Faculty members at the Urbana-Champaign and Chicago campuses who signed petitions said they were disappointed by Tuesday's decision.
"But I think the message also reinforces a commitment to protecting undocumented students, and I think that's the piece we can work with going forward," added Siobhan Somerville, an associate professor of English and gender and women's studies at the Urbana-Champaign campus.
Petition drives and marches at campuses around the country followed Trump's pledge to reverse President Barack Obama's executive order granting temporary status to students living in the country illegally. Trump also promised during his campaign to create a "deportation force" and take federal funding away from sanctuary cities.

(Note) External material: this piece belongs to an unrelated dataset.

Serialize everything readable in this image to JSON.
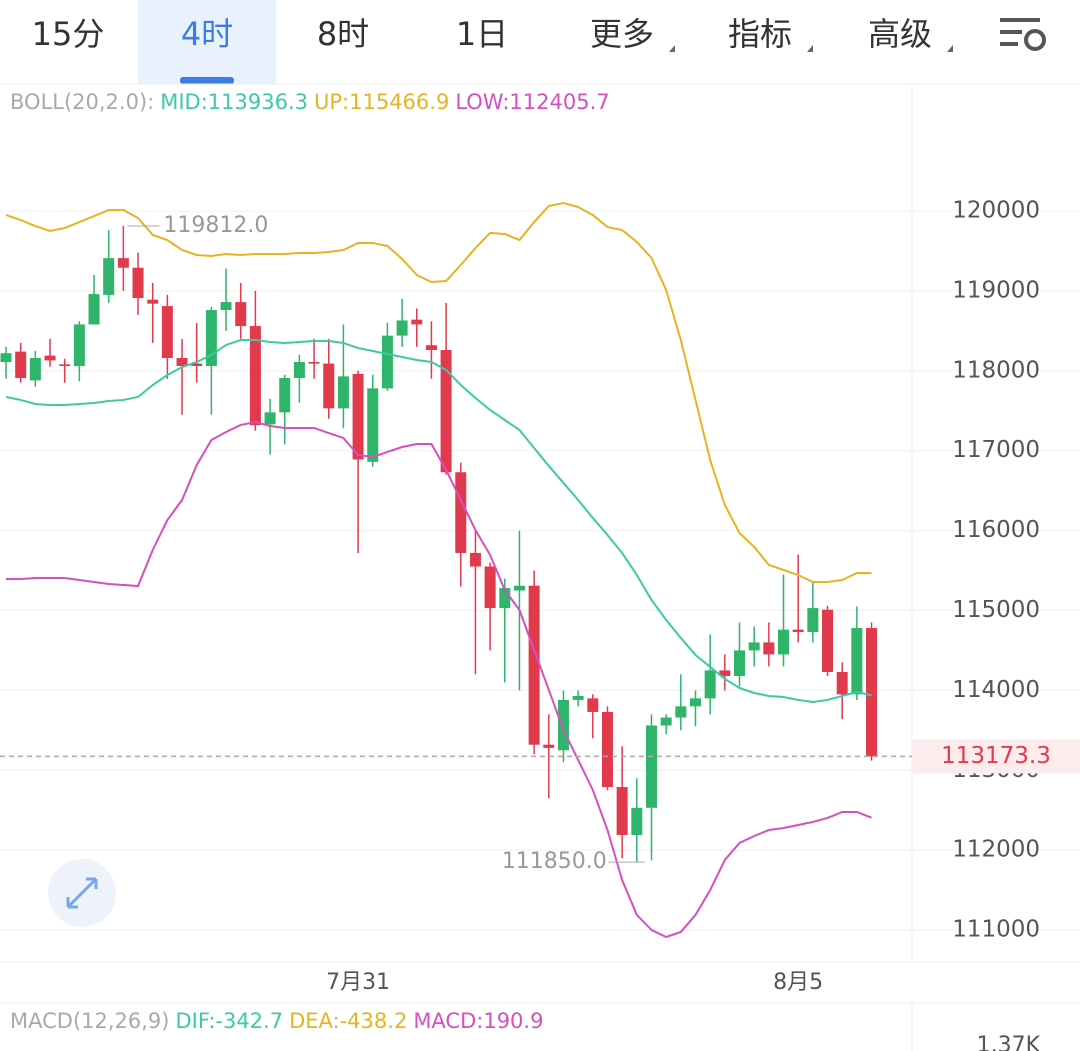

New Mexico State University decided last week that it would not declare its campus a sanctuary or try to ban federal agents from campus. But other schools have said they will try to protect immigrant students who lack legal status. Columbia University, which is private, plans to offer sanctuary as well as financial support, while the public University of California system says it will not assist federal immigration agents or hand over confidential records without court orders.
The American Council on Education, an advocacy group for colleges and universities, in a paper published this month advised caution regarding "sanctuary campus" plans. The paper noted that the idea of a sanctuary does not have "legal status that is recognized under federal law."
The paper also noted that there had never been a large crackdown on students who are in the country illegally.
The Latino Policy Forum, a Chicago-based advocacy group, estimates that about 1,500 Illinois college students are in the country illegally.
Associated Press reporter Sophia Tareen contributed from Chicago.